1. The United Nations

Delegates should begin by researching the purpose and operations of the United Nations. Important concepts to understand include the origination, the jurisdiction, and the structure of the United Nations. Additionally, the United Nations webpage at provides agendas, links, and full text of all UN Documents. Of those documents, delegates are particularly encouraged to become familiar with the United Nations Charter and the Universal Declaration of Human Rights.

2. Country Background

Delegates are expected to arrive at conference with a thorough knowledge of their assigned country’s history and current policies. To guide this research, delegates are required to submit a Country Research Questionnaire prior to conference.

3. General Assembly Topics

While at conference, delegates will apply their country knowledge to debate over three predetermined topics. Therefore, it is also necessary for delegates to arrive at conference with knowledge of: 1) historical and current United Nations activity on the issue; 2) their assigned country’s historical and current activity on the issue; 3) enemies and allies of their country’s position; and 4) relevant United Nations resolutions, multilateral conventions, and other international agreements that may impact the issue.
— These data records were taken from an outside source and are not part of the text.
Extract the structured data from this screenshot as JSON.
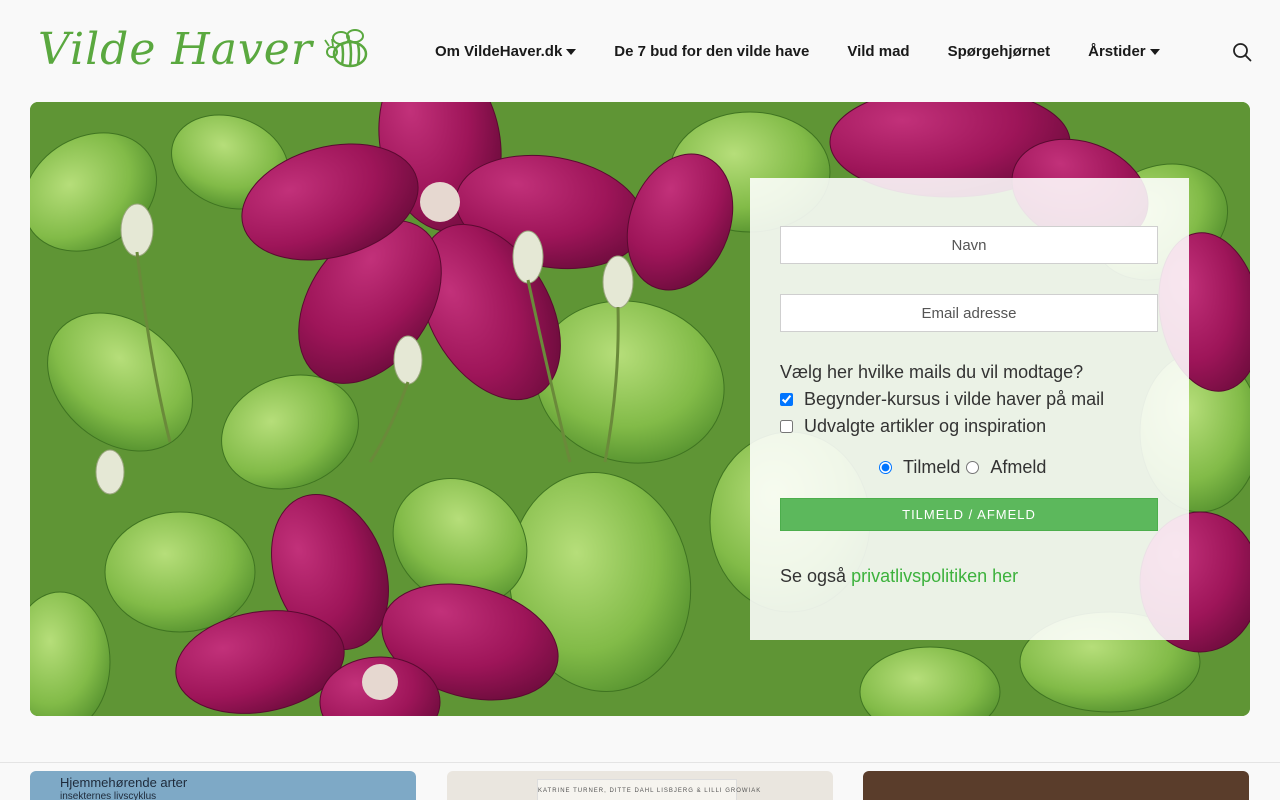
{
  "header": {
    "logo_text": "Vilde Haver",
    "nav": [
      {
        "label": "Om VildeHaver.dk",
        "has_dropdown": true
      },
      {
        "label": "De 7 bud for den vilde have",
        "has_dropdown": false
      },
      {
        "label": "Vild mad",
        "has_dropdown": false
      },
      {
        "label": "Spørgehjørnet",
        "has_dropdown": false
      },
      {
        "label": "Årstider",
        "has_dropdown": true
      }
    ],
    "search_icon": "search-icon"
  },
  "form": {
    "name_placeholder": "Navn",
    "email_placeholder": "Email adresse",
    "question": "Vælg her hvilke mails du vil modtage?",
    "options": [
      {
        "label": "Begynder-kursus i vilde haver på mail",
        "checked": true
      },
      {
        "label": "Udvalgte artikler og inspiration",
        "checked": false
      }
    ],
    "radio": [
      {
        "label": "Tilmeld",
        "selected": true
      },
      {
        "label": "Afmeld",
        "selected": false
      }
    ],
    "submit_label": "TILMELD / AFMELD",
    "privacy_prefix": "Se også",
    "privacy_link": "privatlivspolitiken her"
  },
  "thumbs": [
    {
      "title": "Hjemmehørende arter",
      "subtitle": "insekternes livscyklus"
    },
    {
      "title": "KATRINE TURNER, DITTE DAHL LISBJERG & LILLI GROWIAK"
    },
    {
      "title": ""
    }
  ],
  "colors": {
    "brand_green": "#5aa83f",
    "button_green": "#5cb85c",
    "link_green": "#3cb23c"
  }
}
4. International Criminal Court Case Background

Although delegates are not required to prepare for the International Criminal Court (ICC) simulation, delegates may find it useful to acquaint themselves with the background of each of the cases that will be tried. Delegates should also review the Rome Statute to better understand the charges tried in the ICC.
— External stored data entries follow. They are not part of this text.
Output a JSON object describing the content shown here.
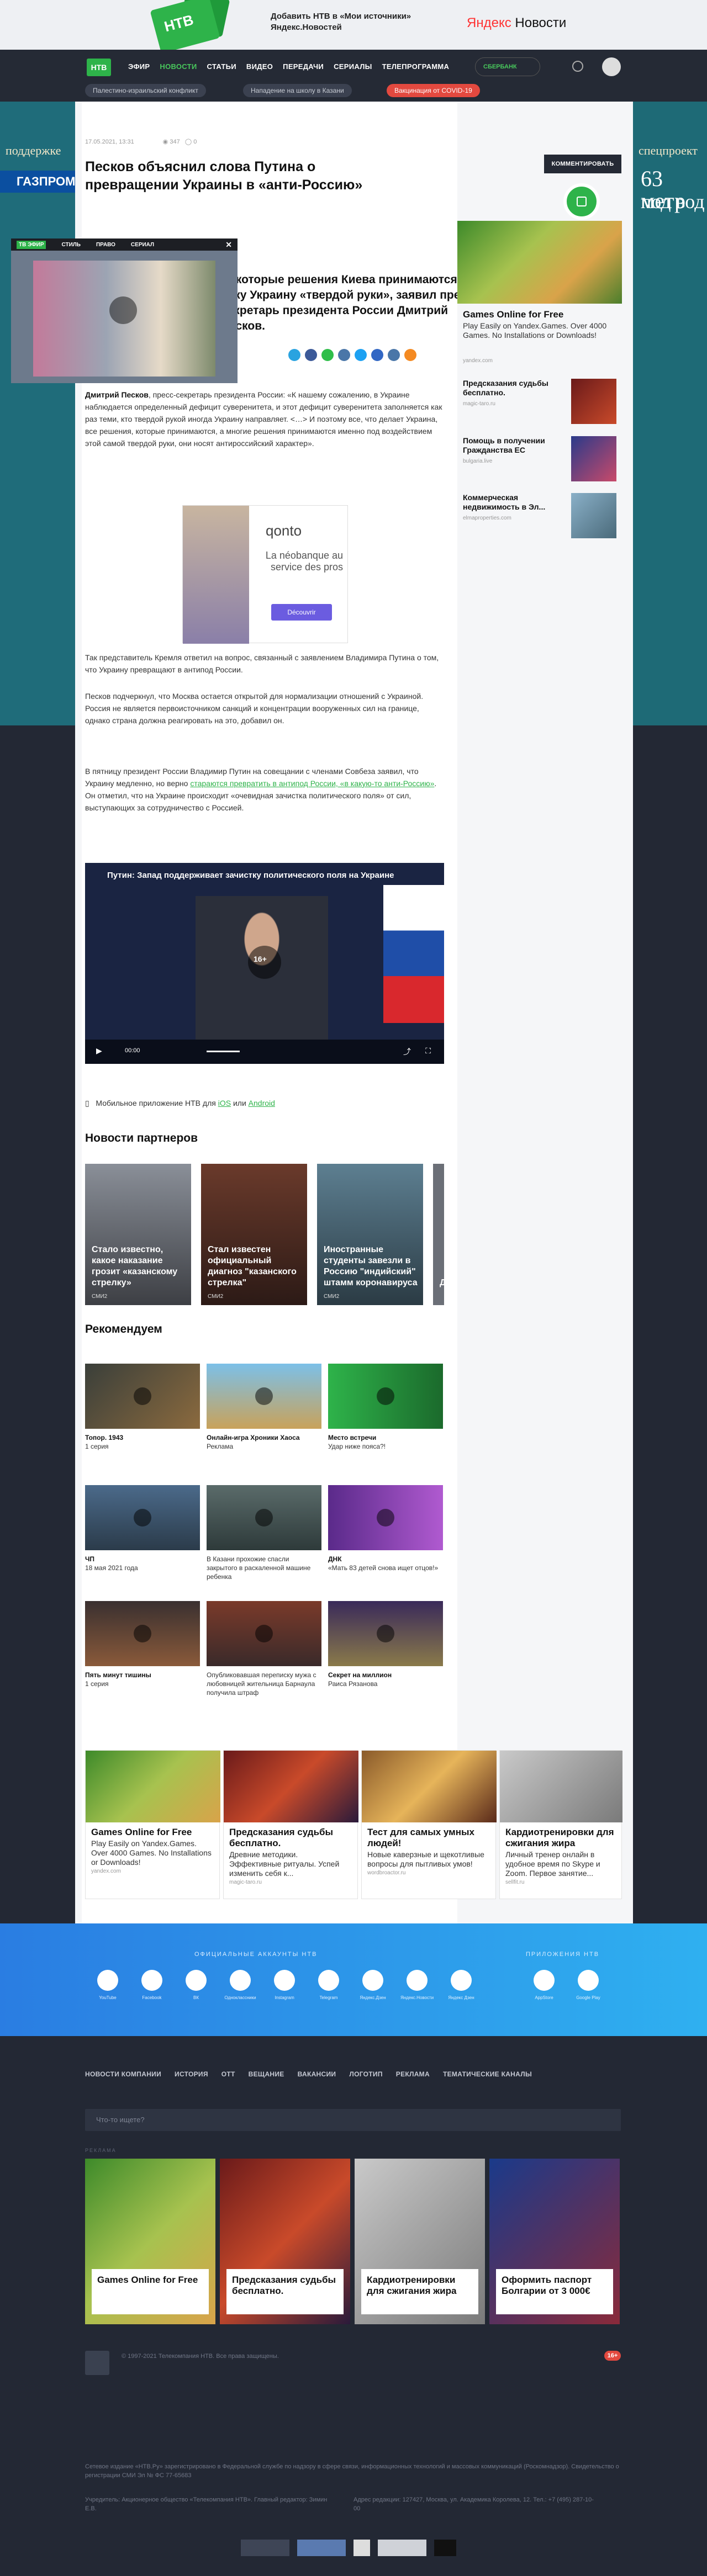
{
  "promo": {
    "logo_text": "НТВ",
    "text": "Добавить НТВ в «Мои источники» Яндекс.Новостей",
    "brand": "Яндекс",
    "brand2": "Новости"
  },
  "header": {
    "logo": "НТВ",
    "nav": [
      "ЭФИР",
      "НОВОСТИ",
      "СТАТЬИ",
      "ВИДЕО",
      "ПЕРЕДАЧИ",
      "СЕРИАЛЫ",
      "ТЕЛЕПРОГРАММА"
    ],
    "active_nav": "НОВОСТИ",
    "sber": "СБЕРБАНК"
  },
  "tags": [
    "Палестино-израильский конфликт",
    "Нападение на школу в Казани",
    "Вакцинация от COVID-19"
  ],
  "side_ads": {
    "left_1": "поддержке",
    "left_2": "ГАЗПРОМ",
    "right_1": "спецпроект",
    "right_2": "63 метр",
    "right_3": "под вод"
  },
  "article": {
    "meta_date": "17.05.2021, 13:31",
    "views": "347",
    "comments": "0",
    "title": "Песков объяснил слова Путина о превращении Украины в «анти-Россию»",
    "comment_button": "КОММЕНТИРОВАТЬ",
    "lead": "Некоторые решения Киева принимаются под руку Украину «твердой руки», заявил пресс-секретарь президента России Дмитрий Песков.",
    "p1_name": "Дмитрий Песков",
    "p1": ", пресс-секретарь президента России: «К нашему сожалению, в Украине наблюдается определенный дефицит суверенитета, и этот дефицит суверенитета заполняется как раз теми, кто твердой рукой иногда Украину направляет. <…> И поэтому все, что делает Украина, все решения, которые принимаются, а многие решения принимаются именно под воздействием этой самой твердой руки, они носят антироссийский характер».",
    "p2": "Так представитель Кремля ответил на вопрос, связанный с заявлением Владимира Путина о том, что Украину превращают в антипод России.",
    "p3": "Песков подчеркнул, что Москва остается открытой для нормализации отношений с Украиной. Россия не является первоисточником санкций и концентрации вооруженных сил на границе, однако страна должна реагировать на это, добавил он.",
    "p4_a": "В пятницу президент России Владимир Путин на совещании с членами Совбеза заявил, что Украину медленно, но верно ",
    "p4_link": "стараются превратить в антипод России, «в какую-то анти-Россию»",
    "p4_b": ". Он отметил, что на Украине происходит «очевидная зачистка политического поля» от сил, выступающих за сотрудничество с Россией.",
    "app_text": "Мобильное приложение НТВ для ",
    "app_ios": "iOS",
    "app_or": " или ",
    "app_android": "Android"
  },
  "floating_video": {
    "tabs": [
      "ТВ ЭФИР",
      "СТИЛЬ",
      "ПРАВО",
      "СЕРИАЛ"
    ],
    "close": "✕"
  },
  "ad_qonto": {
    "brand": "qonto",
    "text": "La néobanque au service des pros",
    "button": "Découvrir"
  },
  "video": {
    "title": "Путин: Запад поддерживает зачистку политического поля на Украине",
    "age": "16+",
    "time": "00:00"
  },
  "partners": {
    "title": "Новости партнеров",
    "items": [
      {
        "caption": "Стало известно, какое наказание грозит «казанскому стрелку»",
        "source": "СМИ2"
      },
      {
        "caption": "Стал известен официальный диагноз \"казанского стрелка\"",
        "source": "СМИ2"
      },
      {
        "caption": "Иностранные студенты завезли в Россию \"индийский\" штамм коронавируса",
        "source": "СМИ2"
      },
      {
        "caption": "Д...",
        "source": ""
      }
    ]
  },
  "recommend": {
    "title": "Рекомендуем",
    "items": [
      {
        "title": "Топор. 1943",
        "sub": "1 серия"
      },
      {
        "title": "Онлайн-игра Хроники Хаоса",
        "sub": "Реклама"
      },
      {
        "title": "Место встречи",
        "sub": "Удар ниже пояса?!"
      },
      {
        "title": "ЧП",
        "sub": "18 мая 2021 года"
      },
      {
        "title": "",
        "sub": "В Казани прохожие спасли закрытого в раскаленной машине ребенка"
      },
      {
        "title": "ДНК",
        "sub": "«Мать 83 детей снова ищет отцов!»"
      },
      {
        "title": "Пять минут тишины",
        "sub": "1 серия"
      },
      {
        "title": "",
        "sub": "Опубликовавшая переписку мужа с любовницей жительница Барнаула получила штраф"
      },
      {
        "title": "Секрет на миллион",
        "sub": "Раиса Рязанова"
      }
    ]
  },
  "bottom_ads": [
    {
      "title": "Games Online for Free",
      "sub": "Play Easily on Yandex.Games. Over 4000 Games. No Installations or Downloads!",
      "domain": "yandex.com"
    },
    {
      "title": "Предсказания судьбы бесплатно.",
      "sub": "Древние методики. Эффективные ритуалы. Успей изменить себя к...",
      "domain": "magic-taro.ru"
    },
    {
      "title": "Тест для самых умных людей!",
      "sub": "Новые каверзные и щекотливые вопросы для пытливых умов!",
      "domain": "wordbroactor.ru"
    },
    {
      "title": "Кардиотренировки для сжигания жира",
      "sub": "Личный тренер онлайн в удобное время по Skype и Zoom. Первое занятие...",
      "domain": "sellfit.ru"
    }
  ],
  "aside": {
    "main_title": "Games Online for Free",
    "main_sub": "Play Easily on Yandex.Games. Over 4000 Games. No Installations or Downloads!",
    "main_domain": "yandex.com",
    "rows": [
      {
        "title": "Предсказания судьбы бесплатно.",
        "domain": "magic-taro.ru"
      },
      {
        "title": "Помощь в получении Гражданства ЕС",
        "domain": "bulgaria.live"
      },
      {
        "title": "Коммерческая недвижимость в Эл...",
        "domain": "elmaproperties.com"
      }
    ]
  },
  "social": {
    "accounts_title": "ОФИЦИАЛЬНЫЕ АККАУНТЫ НТВ",
    "apps_title": "ПРИЛОЖЕНИЯ НТВ",
    "accounts": [
      "YouTube",
      "Facebook",
      "ВК",
      "Одноклассники",
      "Instagram",
      "Telegram",
      "Яндекс.Дзен",
      "Яндекс.Новости",
      "Яндекс Дзен"
    ],
    "apps": [
      "AppStore",
      "Google Play"
    ]
  },
  "footer": {
    "nav": [
      "НОВОСТИ КОМПАНИИ",
      "ИСТОРИЯ",
      "ОТТ",
      "ВЕЩАНИЕ",
      "ВАКАНСИИ",
      "ЛОГОТИП",
      "РЕКЛАМА",
      "ТЕМАТИЧЕСКИЕ КАНАЛЫ"
    ],
    "search_placeholder": "Что-то ищете?",
    "ad_label": "РЕКЛАМА",
    "cards": [
      "Games Online for Free",
      "Предсказания судьбы бесплатно.",
      "Кардиотренировки для сжигания жира",
      "Оформить паспорт Болгарии от 3 000€"
    ],
    "copyright": "© 1997-2021 Телекомпания НТВ. Все права защищены.",
    "legal": "Сетевое издание «НТВ.Ру» зарегистрировано в Федеральной службе по надзору в сфере связи, информационных технологий и массовых коммуникаций (Роскомнадзор). Свидетельство о регистрации СМИ Эл № ФС 77-65683",
    "contacts_left": "Учредитель: Акционерное общество «Телекомпания НТВ». Главный редактор: Зимин Е.В.",
    "contacts_right": "Адрес редакции: 127427, Москва, ул. Академика Королева, 12. Тел.: +7 (495) 287-10-00",
    "age": "16+"
  }
}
5. Crisis Resolution Committee Scenario Background

Delegates are not required to prepare for the Crisis Resolution Committee simulation and will receive information about the crisis they will be asked to address while at the conference.

Recommended Research Sources

To help delegates prepare for conference, the Y-MUN II program has assembled a list of Helpful Web Links that serve as a good starting point for research.

Additional resources include databases, to which your school, community library, or local colleges/universities may have access. Databases can be useful specifically to locate newspaper, magazine, and journal articles related to the agenda topics. Finally books on international affairs and international issues are another good source of information. When using books to understand current policies, however, be sure to use materials that have been published recently.